Communication Subdomain 3 is different from Subdomain 4 because children are not yet using adult-like sentences or grammar. Instead of following syntax rules, children simply combine words to express basic meanings. They may:
Name people or objects
Describe what someone or something is doing
Describe characteristics
Indicate who something belongs to
SLPs describe these early word combinations using semantic roles such as:
agent (the one doing the action), action, object, location, possession, and attributes.
It is important to judge early word combinations in context, because the same two words can mean different things depending on the situation. For example, “Doggie house” might mean:
“The dog is in the house,”
“That is the dog’s house,” or
“I want the dog to come into the house.”
Once a child shows the foundational early pragmatic skills from Communication Subdomain 1 (such as joint attention, turn-taking, and imitation) and has a vocabulary of more than 50 single words (from early Communication Subdomain 2), we begin targeting early word combinations, which are part of Communication Subdomain 3.
To support the development of these early combinations, practitioners use play-based activities—such as building with blocks, playing with trucks, or engaging in pretend play with dolls—to naturally encourage children to use two-word or multiple-word combinations. Caregivers are also taught how to help their child use and expand these early semantic combinations during everyday routines.
Communication Subdomain 4: Grammar Development
As children grow, their sentences start to show grammar skills—how we put words together and add endings to make meaning clearer. These early grammar steps usually appear between 2 and 3 years old. For example, children start using:
–ing (running, eating)
plural –s (dogs, toys)
By about age 5, most children use longer, more complex sentences that include extra details and ideas.
Before we work on grammar, SLPs make sure that a child:
Can use basic social communication skills—like taking turns, showing joint attention, and using simple communication functions (Subdomain 1).
Can combine words in different meaningful ways—like “more juice,” “Mommy go,” or “my truck” (Subdomain 3).
Once these skills are solid, the SLP looks at the child’s grammar using Brown’s stages.

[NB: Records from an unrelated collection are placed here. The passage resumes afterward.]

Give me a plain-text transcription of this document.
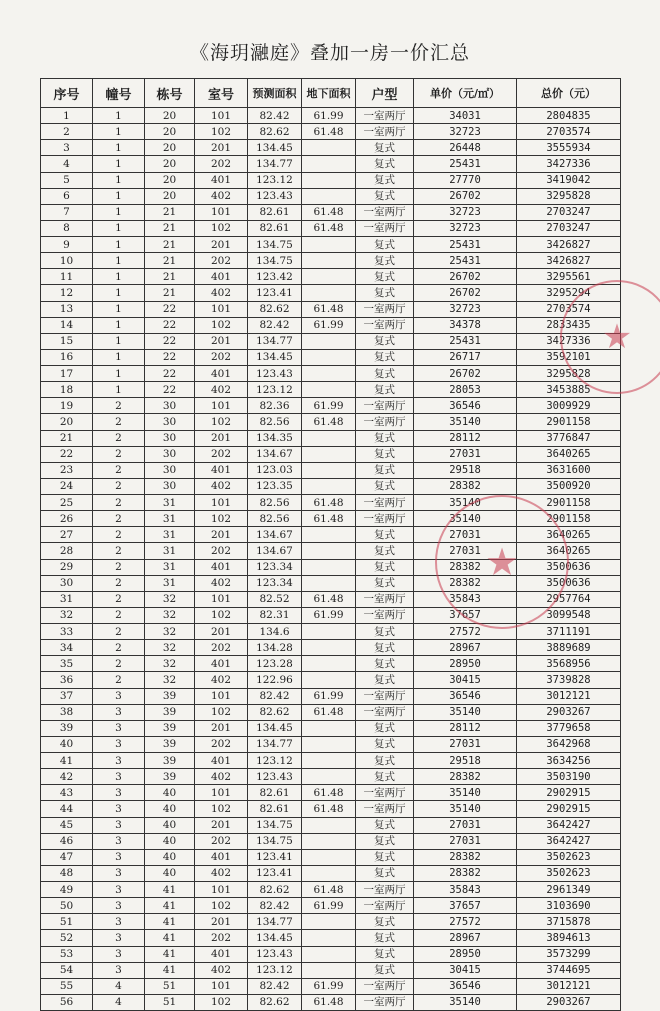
《海玥瀜庭》叠加一房一价汇总
序号	幢号	栋号	室号	预测面积	地下面积	户型	单价（元/㎡）	总价（元）
1	1	20	101	82.42	61.99	一室两厅	34031	2804835
2	1	20	102	82.62	61.48	一室两厅	32723	2703574
3	1	20	201	134.45		复式	26448	3555934
4	1	20	202	134.77		复式	25431	3427336
5	1	20	401	123.12		复式	27770	3419042
6	1	20	402	123.43		复式	26702	3295828
7	1	21	101	82.61	61.48	一室两厅	32723	2703247
8	1	21	102	82.61	61.48	一室两厅	32723	2703247
9	1	21	201	134.75		复式	25431	3426827
10	1	21	202	134.75		复式	25431	3426827
11	1	21	401	123.42		复式	26702	3295561
12	1	21	402	123.41		复式	26702	3295294
13	1	22	101	82.62	61.48	一室两厅	32723	2703574
14	1	22	102	82.42	61.99	一室两厅	34378	2833435
15	1	22	201	134.77		复式	25431	3427336
16	1	22	202	134.45		复式	26717	3592101
17	1	22	401	123.43		复式	26702	3295828
18	1	22	402	123.12		复式	28053	3453885
19	2	30	101	82.36	61.99	一室两厅	36546	3009929
20	2	30	102	82.56	61.48	一室两厅	35140	2901158
21	2	30	201	134.35		复式	28112	3776847
22	2	30	202	134.67		复式	27031	3640265
23	2	30	401	123.03		复式	29518	3631600
24	2	30	402	123.35		复式	28382	3500920
25	2	31	101	82.56	61.48	一室两厅	35140	2901158
26	2	31	102	82.56	61.48	一室两厅	35140	2901158
27	2	31	201	134.67		复式	27031	3640265
28	2	31	202	134.67		复式	27031	3640265
29	2	31	401	123.34		复式	28382	3500636
30	2	31	402	123.34		复式	28382	3500636
31	2	32	101	82.52	61.48	一室两厅	35843	2957764
32	2	32	102	82.31	61.99	一室两厅	37657	3099548
33	2	32	201	134.6		复式	27572	3711191
34	2	32	202	134.28		复式	28967	3889689
35	2	32	401	123.28		复式	28950	3568956
36	2	32	402	122.96		复式	30415	3739828
37	3	39	101	82.42	61.99	一室两厅	36546	3012121
38	3	39	102	82.62	61.48	一室两厅	35140	2903267
39	3	39	201	134.45		复式	28112	3779658
40	3	39	202	134.77		复式	27031	3642968
41	3	39	401	123.12		复式	29518	3634256
42	3	39	402	123.43		复式	28382	3503190
43	3	40	101	82.61	61.48	一室两厅	35140	2902915
44	3	40	102	82.61	61.48	一室两厅	35140	2902915
45	3	40	201	134.75		复式	27031	3642427
46	3	40	202	134.75		复式	27031	3642427
47	3	40	401	123.41		复式	28382	3502623
48	3	40	402	123.41		复式	28382	3502623
49	3	41	101	82.62	61.48	一室两厅	35843	2961349
50	3	41	102	82.42	61.99	一室两厅	37657	3103690
51	3	41	201	134.77		复式	27572	3715878
52	3	41	202	134.45		复式	28967	3894613
53	3	41	401	123.43		复式	28950	3573299
54	3	41	402	123.12		复式	30415	3744695
55	4	51	101	82.42	61.99	一室两厅	36546	3012121
56	4	51	102	82.62	61.48	一室两厅	35140	2903267
★
★
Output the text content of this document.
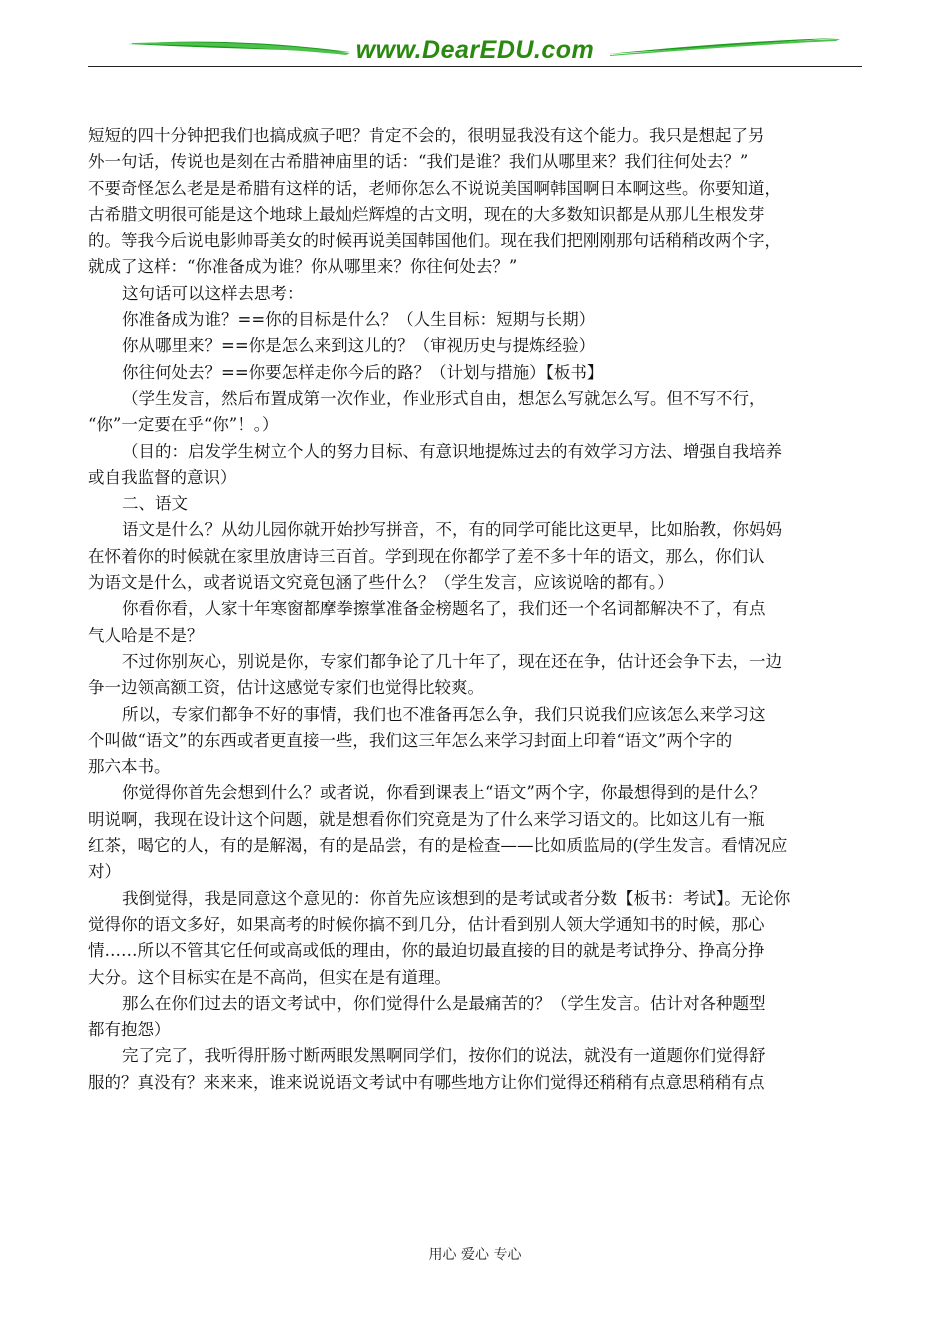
www.DearEDU.com
短短的四十分钟把我们也搞成疯子吧？肯定不会的，很明显我没有这个能力。我只是想起了另
外一句话，传说也是刻在古希腊神庙里的话：“我们是谁？我们从哪里来？我们往何处去？”
不要奇怪怎么老是是希腊有这样的话，老师你怎么不说说美国啊韩国啊日本啊这些。你要知道，
古希腊文明很可能是这个地球上最灿烂辉煌的古文明，现在的大多数知识都是从那儿生根发芽
的。等我今后说电影帅哥美女的时候再说美国韩国他们。现在我们把刚刚那句话稍稍改两个字，
就成了这样：“你准备成为谁？你从哪里来？你往何处去？”
这句话可以这样去思考：
你准备成为谁？==你的目标是什么？（人生目标：短期与长期）
你从哪里来？==你是怎么来到这儿的？（审视历史与提炼经验）
你往何处去？==你要怎样走你今后的路？（计划与措施）【板书】
（学生发言，然后布置成第一次作业，作业形式自由，想怎么写就怎么写。但不写不行，
“你”一定要在乎“你”！。）
（目的：启发学生树立个人的努力目标、有意识地提炼过去的有效学习方法、增强自我培养
或自我监督的意识）
二、语文
语文是什么？从幼儿园你就开始抄写拼音，不，有的同学可能比这更早，比如胎教，你妈妈
在怀着你的时候就在家里放唐诗三百首。学到现在你都学了差不多十年的语文，那么，你们认
为语文是什么，或者说语文究竟包涵了些什么？（学生发言，应该说啥的都有。）
你看你看，人家十年寒窗都摩拳擦掌准备金榜题名了，我们还一个名词都解决不了，有点
气人哈是不是？
不过你别灰心，别说是你，专家们都争论了几十年了，现在还在争，估计还会争下去，一边
争一边领高额工资，估计这感觉专家们也觉得比较爽。
所以，专家们都争不好的事情，我们也不准备再怎么争，我们只说我们应该怎么来学习这
个叫做“语文”的东西或者更直接一些，我们这三年怎么来学习封面上印着“语文”两个字的
那六本书。
你觉得你首先会想到什么？或者说，你看到课表上“语文”两个字，你最想得到的是什么？
明说啊，我现在设计这个问题，就是想看你们究竟是为了什么来学习语文的。比如这儿有一瓶
红茶，喝它的人，有的是解渴，有的是品尝，有的是检查——比如质监局的(学生发言。看情况应
对）
我倒觉得，我是同意这个意见的：你首先应该想到的是考试或者分数【板书：考试】。无论你
觉得你的语文多好，如果高考的时候你搞不到几分，估计看到别人领大学通知书的时候，那心
情……所以不管其它任何或高或低的理由，你的最迫切最直接的目的就是考试挣分、挣高分挣
大分。这个目标实在是不高尚，但实在是有道理。
那么在你们过去的语文考试中，你们觉得什么是最痛苦的？（学生发言。估计对各种题型
都有抱怨）
完了完了，我听得肝肠寸断两眼发黑啊同学们，按你们的说法，就没有一道题你们觉得舒
服的？真没有？来来来，谁来说说语文考试中有哪些地方让你们觉得还稍稍有点意思稍稍有点
用心 爱心 专心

Grammar continues to grow throughout the school years. Many older children with language needs have trouble with grammar when they read harder books or when they write for school.

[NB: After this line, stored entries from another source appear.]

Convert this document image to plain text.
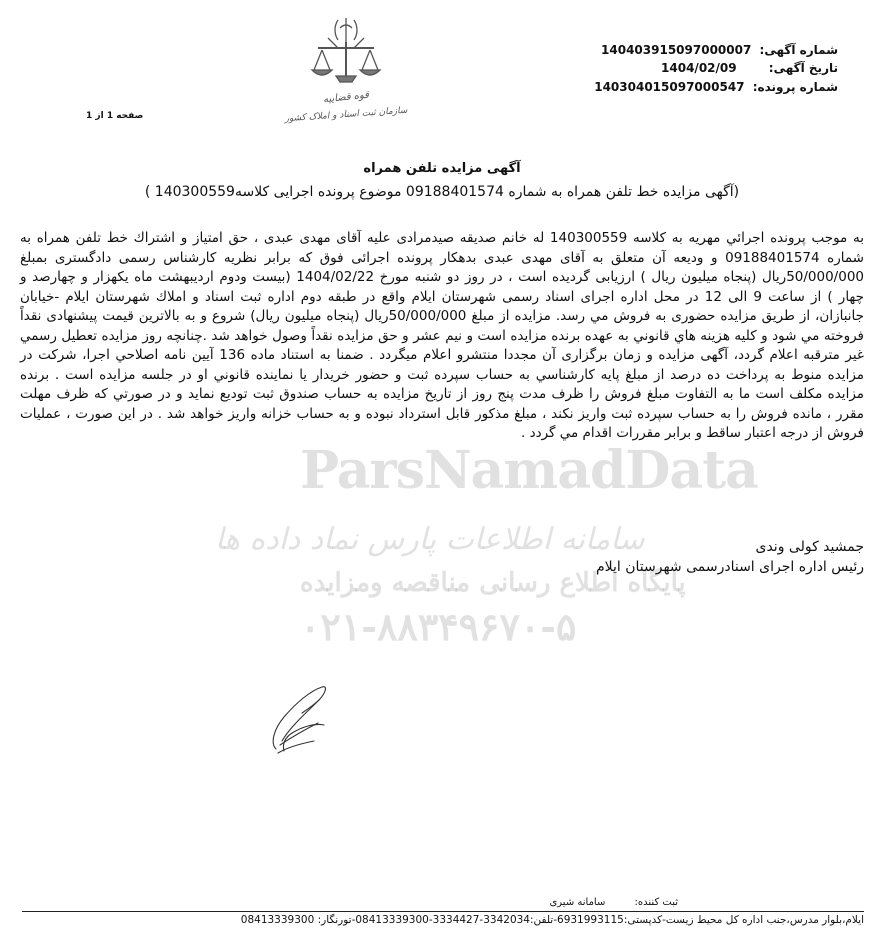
قوه قضاییه
سازمان ثبت اسناد و املاک کشور
شماره آگهی: 140403915097000007
تاریخ آگهی: 1404/02/09
شماره پرونده: 140304015097000547
صفحه 1 از 1
ParsNamadData
سامانه اطلاعات پارس نماد داده ها
پایگاه اطلاع رسانی مناقصه ومزایده
۰۲۱-۸۸۳۴۹۶۷۰-۵
آگهی مزایده تلفن همراه
(آگهی مزایده خط تلفن همراه به شماره 09188401574 موضوع پرونده اجرایی کلاسه140300559 )
به موجب پرونده اجرائي مهريه به كلاسه 140300559 له خانم صديقه صيدمرادی عليه آقاى مهدی عبدی ، حق امتياز و اشتراك خط تلفن همراه به شماره 09188401574 و وديعه آن متعلق به آقاى مهدی عبدی بدهكار پرونده اجرائی فوق كه برابر نظريه كارشناس رسمی دادگستری بمبلغ 50/000/000ريال (پنجاه ميليون ريال ) ارزيابى گرديده است ، در روز دو شنبه مورخ 1404/02/22 (بيست ودوم ارديبهشت ماه يكهزار و چهارصد و چهار ) از ساعت 9 الی 12 در محل اداره اجرای اسناد رسمی شهرستان ايلام واقع در طبقه دوم اداره ثبت اسناد و املاك شهرستان ايلام -خيابان جانبازان، از طريق مزايده حضوری به فروش مي رسد. مزايده از مبلغ 50/000/000ريال (پنجاه ميليون ريال) شروع و به بالاترين قيمت پيشنهادی نقداً فروخته مي شود و كليه هزينه هاي قانوني به عهده برنده مزايده است و نيم عشر و حق مزايده نقداً وصول خواهد شد .چنانچه روز مزايده تعطيل رسمي غير مترقبه اعلام گردد، آگهی مزايده و زمان برگزاری آن مجددا منتشرو اعلام ميگردد . ضمنا به استناد ماده 136 آيين نامه اصلاحي اجرا، شركت در مزايده منوط به پرداخت ده درصد از مبلغ پايه كارشناسي به حساب سپرده ثبت و حضور خريدار يا نماينده قانوني او در جلسه مزايده است . برنده مزايده مكلف است ما به التفاوت مبلغ فروش را ظرف مدت پنج روز از تاريخ مزايده به حساب صندوق ثبت توديع نمايد و در صورتي كه ظرف مهلت مقرر ، مانده فروش را به حساب سپرده ثبت واريز نكند ، مبلغ مذكور قابل استرداد نبوده و به حساب خزانه واريز خواهد شد . در اين صورت ، عمليات فروش از درجه اعتبار ساقط و برابر مقررات اقدام مي گردد .
جمشيد كولی وندی
رئيس اداره اجرای اسنادرسمی شهرستان ايلام
ثبت کننده: سامانه شیری
ایلام،بلوار مدرس،جنب اداره کل محیط زیست-کدپستی:6931993115-تلفن:3342034-3334427-08413339300-تورنگار: 08413339300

For school-age students, SLPs often focus on helping children use:
sentences with connecting words, like and, but, because, after, or then
sentences that include extra information or clauses (e.g., “The boy who is wearing the red shirt is my friend.”)
Communication Subdomain 5: Conversational Skills
Between ages 3 and 7, children’s social and conversational (pragmatic/discourse) skills grow a lot. During these years, children begin to use language to:
Explain their thinking and talk through problems
Share past experiences (“Remember when we went to the park?”)
Predict what might happen next
Show empathy and understand how others feel
Get along with peers and understand social roles
Use and understand politeness and early sarcasm
Adjust how they talk depending on the situation and who they’re talking to (code-switching)
As children move into the school years, they continue to grow in these social communication skills. Their conversations become more organized, more flexible, and more sophisticated as they learn to communicate in a wider range of social and academic situations.